Not born this way

by SHAMUS KHAN

Ricardo Amunjera, 31 and Marc Themba, 30, the first known gay couple to be married in Namibia, Africa PHOTO / International HIV/Aids Alliance/The Guardian

Other liberation movements have rejected the idea that biology is destiny. So why should gay rights depend on it?

Last month, the US Supreme Court affirmed the rights of same-sex couples to marry. The decision was a major achievement for a liberation movement that began nearly half a century ago. Throughout the struggle for marriage equality, supporters drew parallels with the oppression of African Americans, be that anti-miscegenation laws or legalised segregation. Yet one stark difference between these civil rights movements has escaped notice.

African-American activists aggressively called out arguments about genetic and biological differences as legacies of racist, Nazi science. By contrast, the marriage-equality movement has embraced biological determinism. Gay and lesbian activists have led the way popularising the idea that identity is biologically determined.

The proffered perspective is that sexuality is not a choice, but a way we are born. Getting Americans to believe this was a struggle. In 1977, according to the first Gallup poll on the question, only 13 per cent of Americans believed people were born gay. Even in 1990, only 20 per cent thought of sexuality as biologically innate. Yet since 2011 support has spiked, and today just under half of Americans think that the sexuality of gays and lesbians is determined at birth. Support for gay marriage and support for the idea of being ‘born that way’ closely track one another.

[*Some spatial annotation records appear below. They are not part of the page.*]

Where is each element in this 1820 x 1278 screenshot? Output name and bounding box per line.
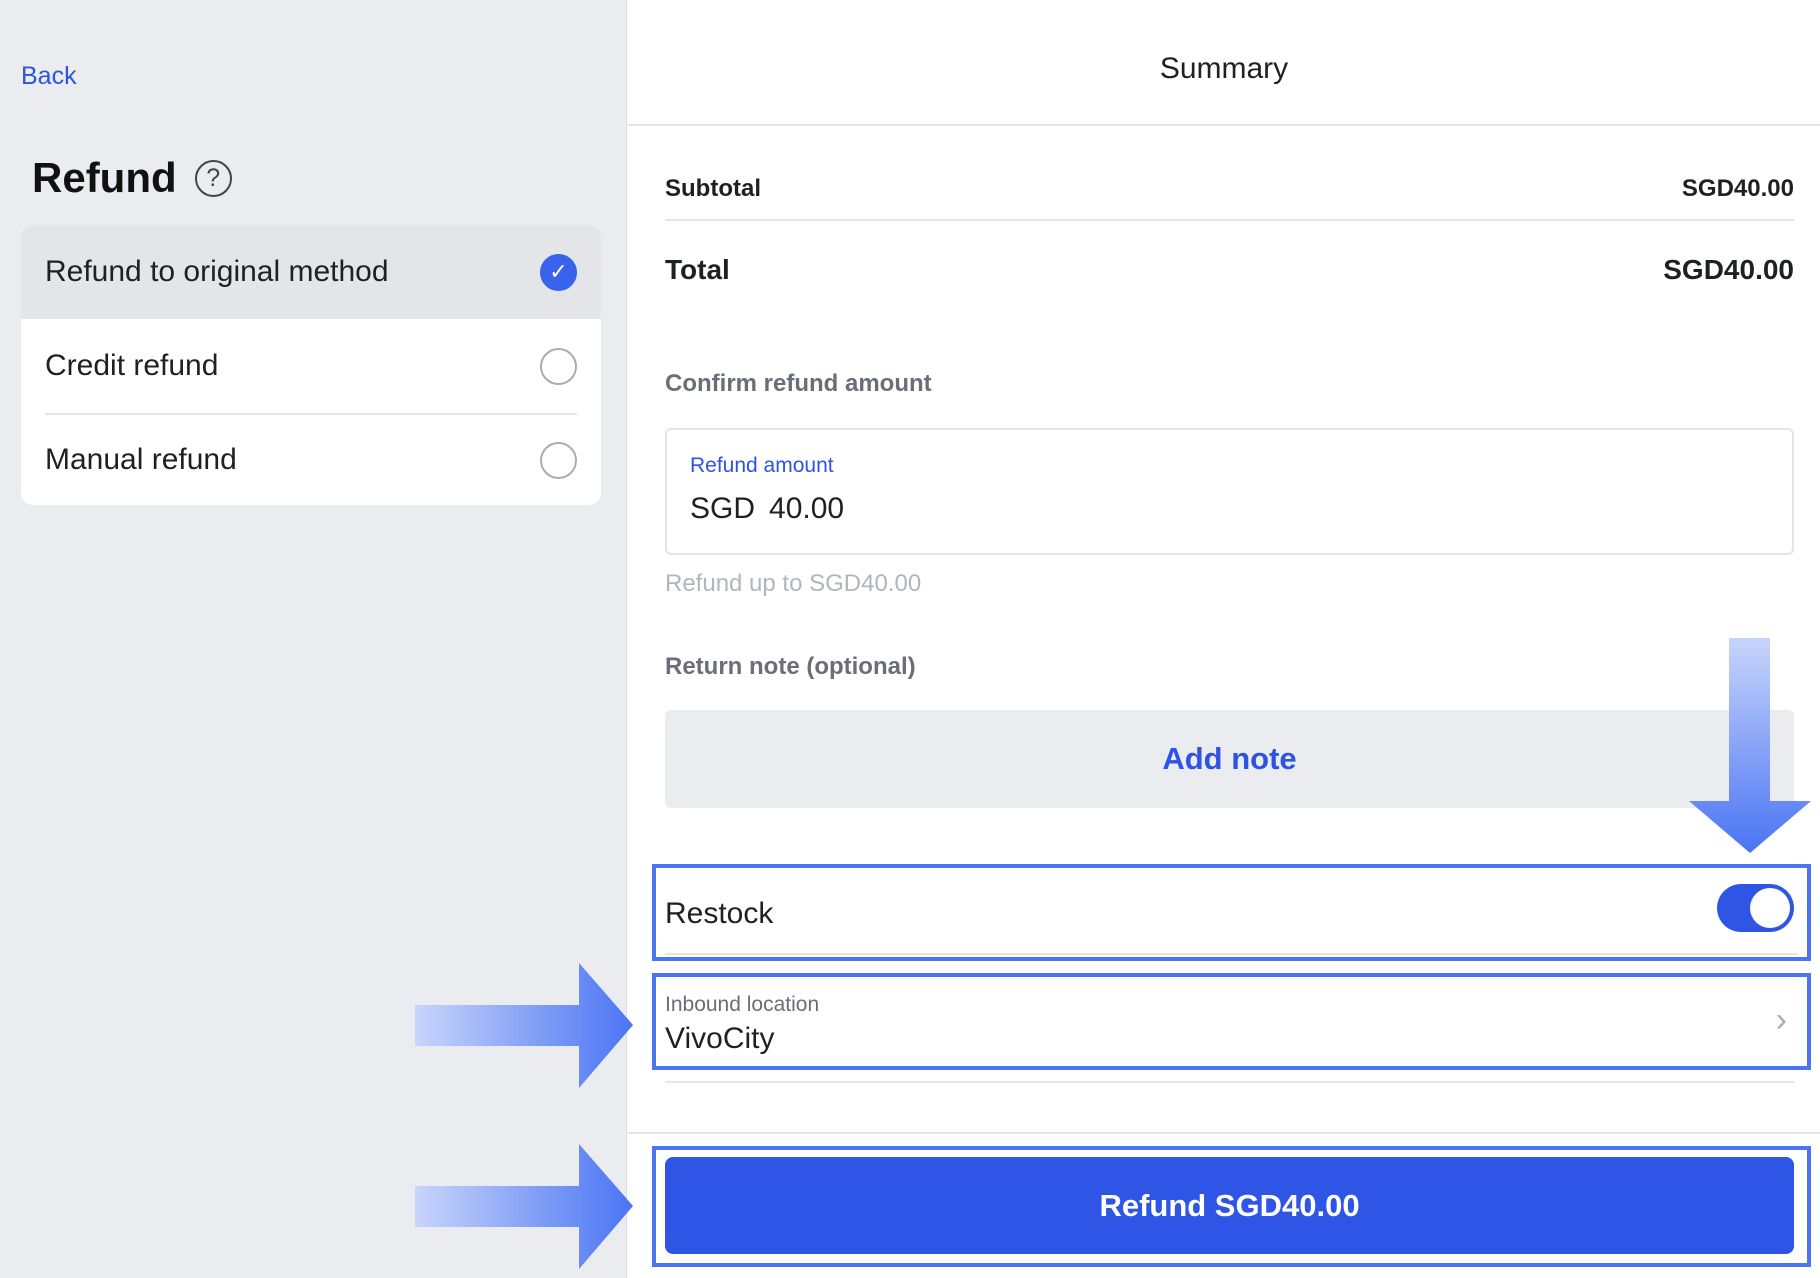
total-value: SGD40.00	[1663, 254, 1794, 285]
divider	[665, 953, 1798, 955]
amount-value: 40.00	[769, 492, 845, 525]
radio-icon[interactable]	[540, 347, 577, 385]
subtotal-label: Subtotal	[665, 175, 761, 202]
total-label: Total	[665, 254, 730, 285]
total-row: Total SGD40.00	[665, 254, 1794, 286]
add-note-button[interactable]: Add note	[665, 710, 1794, 808]
arrow-right-icon	[415, 963, 633, 1088]
subtotal-value: SGD40.00	[1681, 175, 1794, 202]
divider	[628, 124, 1820, 126]
note-label: Return note (optional)	[665, 653, 916, 680]
check-icon[interactable]: ✓	[540, 253, 577, 291]
amount-field[interactable]: SGD 40.00	[690, 492, 844, 526]
back-link[interactable]: Back	[21, 62, 77, 90]
inbound-location-row[interactable]: Inbound location VivoCity ›	[652, 973, 1811, 1070]
restock-row: Restock	[652, 864, 1811, 961]
divider	[665, 1081, 1794, 1083]
chevron-right-icon: ›	[1775, 1001, 1787, 1039]
arrow-down-icon	[1689, 638, 1811, 853]
option-label: Manual refund	[45, 443, 237, 476]
radio-icon[interactable]	[540, 441, 577, 479]
summary-panel: Summary Subtotal SGD40.00 Total SGD40.00…	[628, 0, 1820, 1278]
help-icon[interactable]: ?	[194, 159, 232, 197]
refund-method-list: Refund to original method ✓ Credit refund…	[21, 225, 601, 505]
option-original-method[interactable]: Refund to original method ✓	[21, 225, 601, 319]
refund-amount-label: Refund amount	[690, 454, 834, 477]
inbound-value: VivoCity	[665, 1022, 775, 1055]
arrow-right-icon	[415, 1144, 633, 1269]
amount-hint: Refund up to SGD40.00	[665, 570, 922, 597]
page-title: Refund ?	[32, 154, 232, 202]
option-label: Credit refund	[45, 349, 219, 382]
title-text: Refund	[32, 154, 177, 201]
restock-toggle[interactable]	[1717, 884, 1794, 932]
confirm-label: Confirm refund amount	[665, 370, 932, 397]
subtotal-row: Subtotal SGD40.00	[665, 175, 1794, 221]
restock-label: Restock	[665, 897, 774, 930]
refund-button-highlight	[652, 1146, 1811, 1267]
summary-title: Summary	[1159, 52, 1289, 85]
option-label: Refund to original method	[45, 255, 389, 288]
refund-method-panel: Back Refund ? Refund to original method ✓…	[0, 0, 627, 1278]
currency: SGD	[690, 492, 756, 525]
refund-button[interactable]: Refund SGD40.00	[665, 1157, 1794, 1254]
refund-amount-input[interactable]: Refund amount SGD 40.00	[665, 428, 1794, 555]
inbound-label: Inbound location	[665, 993, 820, 1016]
footer-divider	[628, 1132, 1820, 1134]
option-manual-refund[interactable]: Manual refund	[21, 413, 601, 505]
option-credit-refund[interactable]: Credit refund	[21, 319, 601, 413]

Moving people to understand sexuality as being genetically determined took not just activism, but scholarly research. The first major step came in 1990 when the neurobiologist Simon LeVay, then at the Salk Institute for Biological Studies in California, autopsied 41 individuals: 19 self-identified gay men, 16 straight men, and nine women. LeVay dug deep into the brain. Earlier research had shown the brain cell group INAH3, the third interstitial nucleus of the hypothalamus, to be associated with sexual attraction among rats. For males, this area is considerably larger than it is for females because male rat foetuses are exposed to higher levels of testosterone than females. If its size explained attraction, LeVay reasoned, then we might expect gay men to have smaller INAH3 than straight men.

The gay men LeVay examined had died of AIDS, as had one-third of the straight men autopsied. The ‘gay plague’ motivated researchers across the world to better understand the character of sexual desire. Some of this research explored the social life of gay communities, and activists were worried about shining a light upon what happened in the dark corners of bath houses. The broader American population overwhelmingly viewed gay sex as unnatural, and sexual licentiousness as perverse. Calling attention to the sexual freedom that characterised gay urban communities would do no good for the sick and dying.

But if gayness was a biologically-determined identity, then blaming the dying would be a lot more difficult. LeVay’s findings helped change the conversation; they were reported in 1991 in Science, the premier scientific journal in the world. Gay men’s INAH3 was closer in size to women’s than it was to straight men’s. It was a major step toward a biological understanding of sexuality.